研究課題
これまでに線虫を宿主モデルとしてビフィズス菌(BI)給餌による寿命延長とその機構解明に取り組み、p38MAPK 経路が作動し寿命を延長させることを見出したが、BI の存在を認識しp38MAPK に伝えるパターン認識受容体(PRRs)は不明であった。今回、線虫以外の生物において外来物の認識に関わると推定されている物質と類似した配列を持つ遺伝子を列挙し、RNA 干渉したところ、BI が長寿効果を発揮するにはXB 遺伝子が必要とされることが明らかになった。また、本遺伝子をRNA 干渉した線虫に黄色ブドウ球菌を感染させると、コントロール線虫と比較して早期に死亡することを見出した。しかしながら、グラム陰性菌に対しては、RNA干渉の影響は比較的小さく、本遺伝子がペプチドグリカンを認識するPRRs をコードしていることが強く示唆された。ビフィズス菌の細胞壁画分を線虫に与えると寿命が延びたことも合わせて考慮すると、細胞壁画分にXB の標的分子があると推察した。細胞壁の主要な精製成分(ペプチドグリカン、テイコ酸、リポテイコ酸)に長寿効果があるか調べ、どの成分がXBに認識され長寿効果をもたらすのか明らかにする予定であったが、テイコ酸など微量成分を回収する手法の問題もあり、先ずBIのトランスポゾン挿入変異株を作製し、長寿効果を喪失した変異体でトランスポゾンが挿入されていた遺伝子を同定するアプローチの方が良いと考えた。そこで、XB遺伝子のリガンドを探索するためにBIのトランスポゾン挿入変異体の作製を試みた。今回、アイルランド国立大学の研究者らと連携し、ビフィズス菌のトランスポゾン挿入変異株作製用のプラスミドを得た。プロトコールを改善した結果、高効率に変異株を作製できる方法を確立した。
3: やや遅れている
BI給餌時に発現が顕著に上昇する遺伝子XCをレポーターにするためGFPと融合させたプラスミドで線虫の形質転換を図り、アッセイ系を作製した。しかしながら、XB遺伝子をノックダウンした場合でもXCの発現がBI給餌に反応して顕著に上昇した。すなわち、BIが保持しているXB遺伝子リガンドを探索する目的でこの組み換え線虫を用いることはできなかった。XB遺伝子とp38MAPKに依存して発現が上昇しGFPなどのレポーターを利用してBIの有効成分をスクリーニングするのに適した遺伝子は未だ見つかっていない。そこで、アッセイ系の確立を後回しにしてBIのトランスポゾン挿入変異株作製方法の検討を優先し、これを確立した。現在、9000株を目標に変異株の収集を進めている。

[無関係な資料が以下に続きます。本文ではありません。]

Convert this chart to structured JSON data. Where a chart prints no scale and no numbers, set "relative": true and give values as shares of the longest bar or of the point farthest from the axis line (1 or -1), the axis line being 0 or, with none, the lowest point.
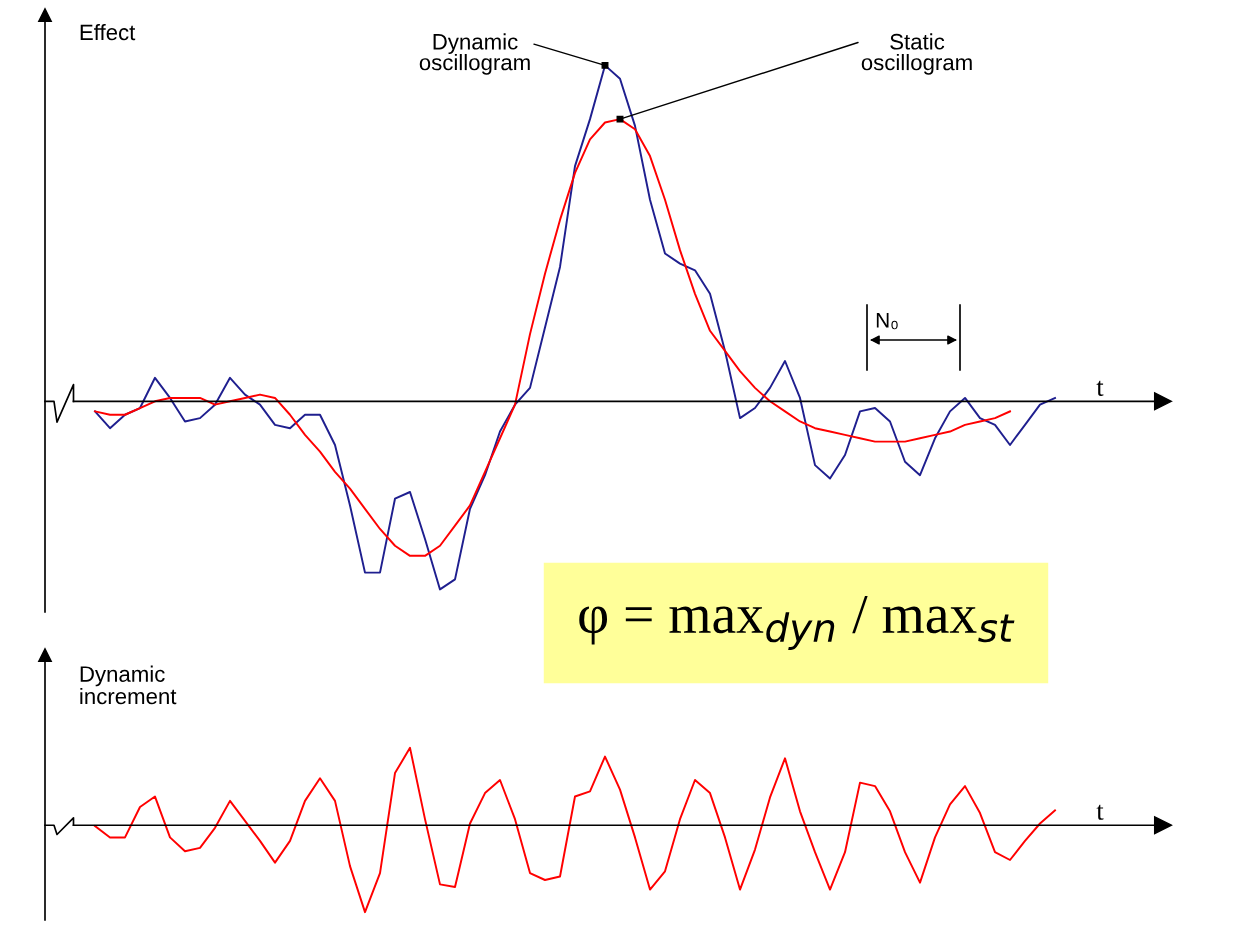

BI給餌時にXB遺伝子とp38MAPKに依存して発現が急激に上昇する他の候補遺伝子を複数発見できたので、XB がPRRとして働きそのシグナル伝達経路を通じてこれらの遺伝子を制御していることをレポーターとして利用できるよう、GFP遺伝子とこれら候補遺伝子を融合させた組み換え体を作り直す。この組み換え線虫を用いてトランスポゾン挿入変異株をスクリーニングし、GFPの発現上昇しない挿入変異株、すなわちトランスポゾン挿入によりXBリガンドを喪失した変異株を探索してXBリガンドの遺伝子を明らかにする。